De Reinaldo Azevedo, na Veja Online
O PSB encerra hoje a longa agonia do deputado Ciro Gomes (ex-cearense) e bate o martelo: “Não é candidato”. Os deuses olímpicos do petismo punem, assim, com severidade o “mortal” por sua “húbris”. Ciro agora diz que sua candidatura havia sido acertada numa reunião no ano passado, na qual houve até algumas lágrimas. Pois é… Em política, é bom desconfiar sempre do excesso de emoção. Enquanto uns choram, os outros fazem cálculos. É claro que Ciro foi enganado. Ou não estaria tão furioso. Judas traiu com um beijo; Lula, mais dramático, com lágrimas. Parafraseando Cecília Meireles, aquele traiu Jesus; Lula, um simples deputado.
Apelo a dramas humanos inscritos em nossa memória para evidenciar que não há nada de muito novo sob o sol no que diz respeito às fraquezas humanas. Tampouco há novidade na política. Lula não chega a ser, assim, um grande intelectual e é certo que não leu O Príncipe. Mas poderia escrever sem receio o seu “quomodo fides a principibus sit servanda“, nas pegadas de Maquiavel, explicando de que modo pode o príncipe manter a fé na palavra empenhada.

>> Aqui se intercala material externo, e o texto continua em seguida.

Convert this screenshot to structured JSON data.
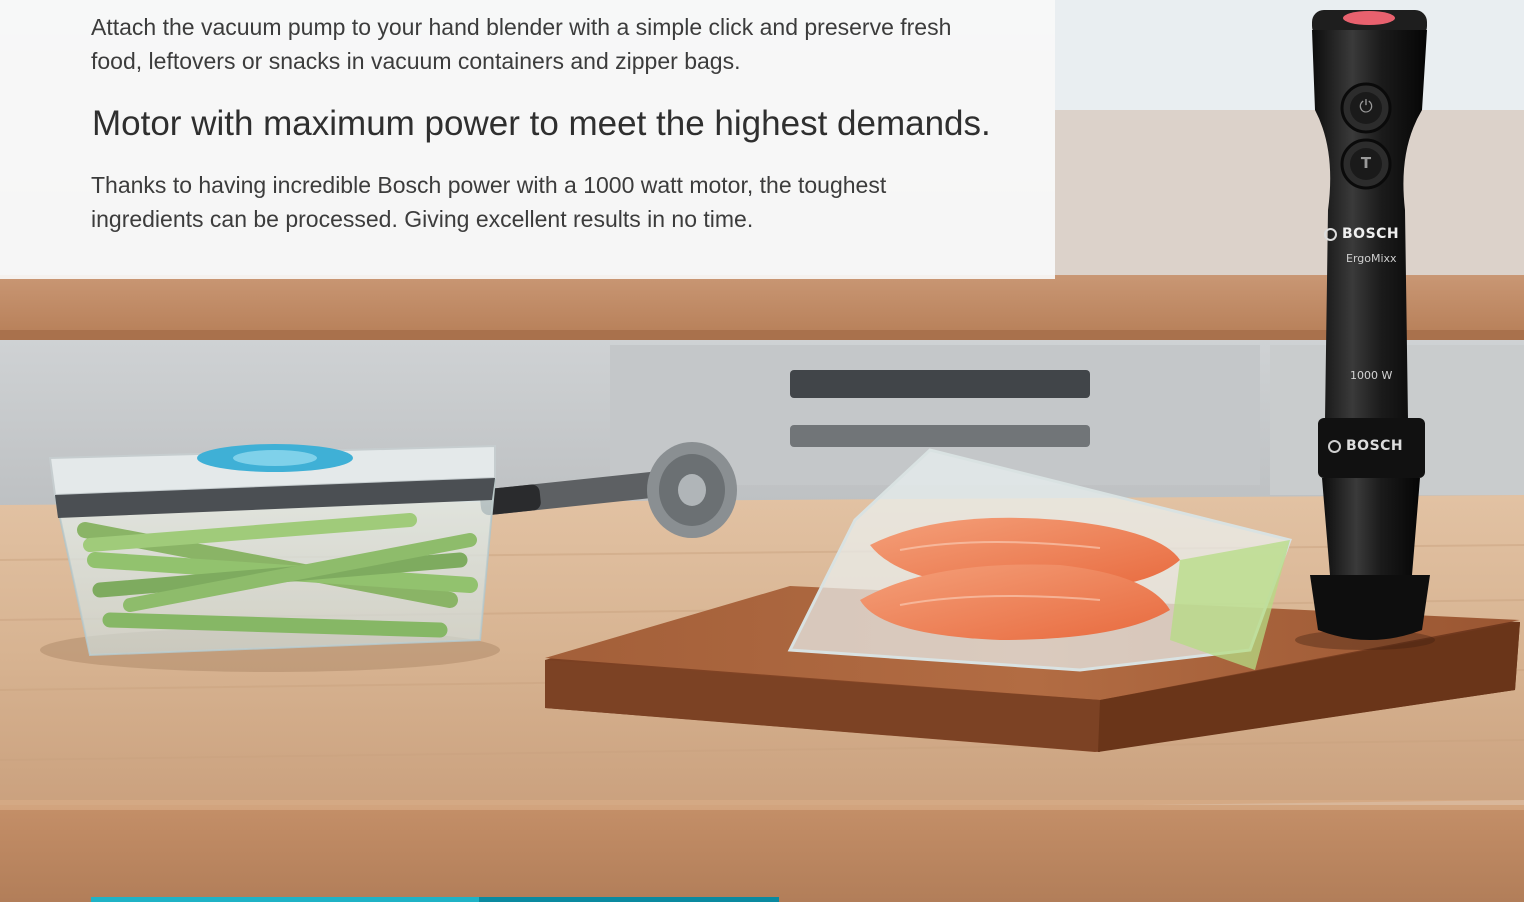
{
  "content": {
    "paragraph_vacuum": "Attach the vacuum pump to your hand blender with a simple click and preserve fresh food, leftovers or snacks in vacuum containers and zipper bags.",
    "heading_motor": "Motor with maximum power to meet the highest demands.",
    "paragraph_motor": "Thanks to having incredible Bosch power with a 1000 watt motor, the toughest ingredients can be processed. Giving excellent results in no time."
  },
  "product": {
    "brand": "BOSCH",
    "model": "ErgoMixx",
    "power": "1000 W",
    "brand_lower": "BOSCH"
  },
  "colors": {
    "accent": "#1fb3c6",
    "accent_secondary": "#0a8aa0",
    "text": "#3c3c3c"
  },
  "icons": {
    "power_button": "power-icon",
    "turbo_button": "turbo-icon",
    "bosch_logo": "bosch-logo-icon"
  }
}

É preferível, dizia o autor no capítulo 18, manter-se fiel ao que se disse, sem truques, mas, reconhecia ele, alguns príncipes realizaram “grandes coisas a despeito de terem tido em pouca conta a fé da palavra dada”, conseguindo mesmo “superar aqueles que se firmaram sobre a lealdade”.
É claro que Maquiavel, filtrado ou intuído por Lula, vira uma coisa, assim, mais simplezinha, né? Pode resultar, por exemplo, na “Teoria Geral da Bravata” — na oposição, defende-se uma coisa; no governo, o seu contrário… Ciro, com efeito, criou todas as circunstâncias para se traído ao, voluntariamente, sujeitar-se às vontades do presidente, mudando até seu domicílio eleitoral. Nenhum outro setor da vida está tão sujeito à volatilidade da palavra empenhada — e notem como isso é antigo — quanto a política.
Não há, pois, nada de essencialmente novo nessa lambança. Lula acalentou Ciro enquanto ele foi útil a seu projeto e decidiu rifá-lo quando ele passou a ser um aliado incômodo, que não aceita o papel que lhe foi reservado. Privilégio dos príncipes: cumprir ou não a palavra. Não é aí que está a particularidade desse caso — ou, por outra, a sua perversidade. Até porque Ciro é bem grandinho e sabe o que faz. Também é um político e já traiu antes. É um traço da profissão.
O que chama a atenção em particular nesse episódio é outra coisa. Marco Aurélio Garcia, aquele — o guardião do Tártaro, o Cérbero de Lula —, emitiu nesta segunda o seu pensamento sempre elegante sobre o episódio. Leiam:
“Estamos numa democracia. Cada um fala o que quiser. Eu tenho muito apreço pelo Ciro. Ele colaborou muito com o governo do presidente Lula. Eu não queria que este momento particular e declarações que ele esteja fazendo venham a comprometer a sua trajetória. A trajetória do Ciro é uma trajetória extremamente meritória, e eu fico com essa boa imagem dele”.
Observem que, nas reflexões do Marco Aurélio do PT, o caráter, vamos dizer, utilitário de Ciro fica explicitado sem qualquer fingimento — e saber fingir é parte das ações decorosas dos políticos. Os “sinceros” choram, se é que vocês me entendem… Para Marco Aurélio, a trajetória “extremamente meritória” de Ciro está em risco, e quem a ameaça, obviamente, é o próprio deputado, que não estaria sabendo se comportar adequadamente. Juiz do destino do outro, autor de seu drama político, o PT pretende também pautar a sua reação e definir o que é e o que não é aceitável no comportamento do traído.
Aí, sim: é contra esse complexo de Deus — ou de Zeus (para voltar ao primeiro parágrafo) — que eu permanentemente me insurjo. Se a política não é coisa de santos, e não é, também não pode ser obra de ogros, sejam eles petistas ou não. O PT só merece a minha especial atenção por conta de sua ação metódica.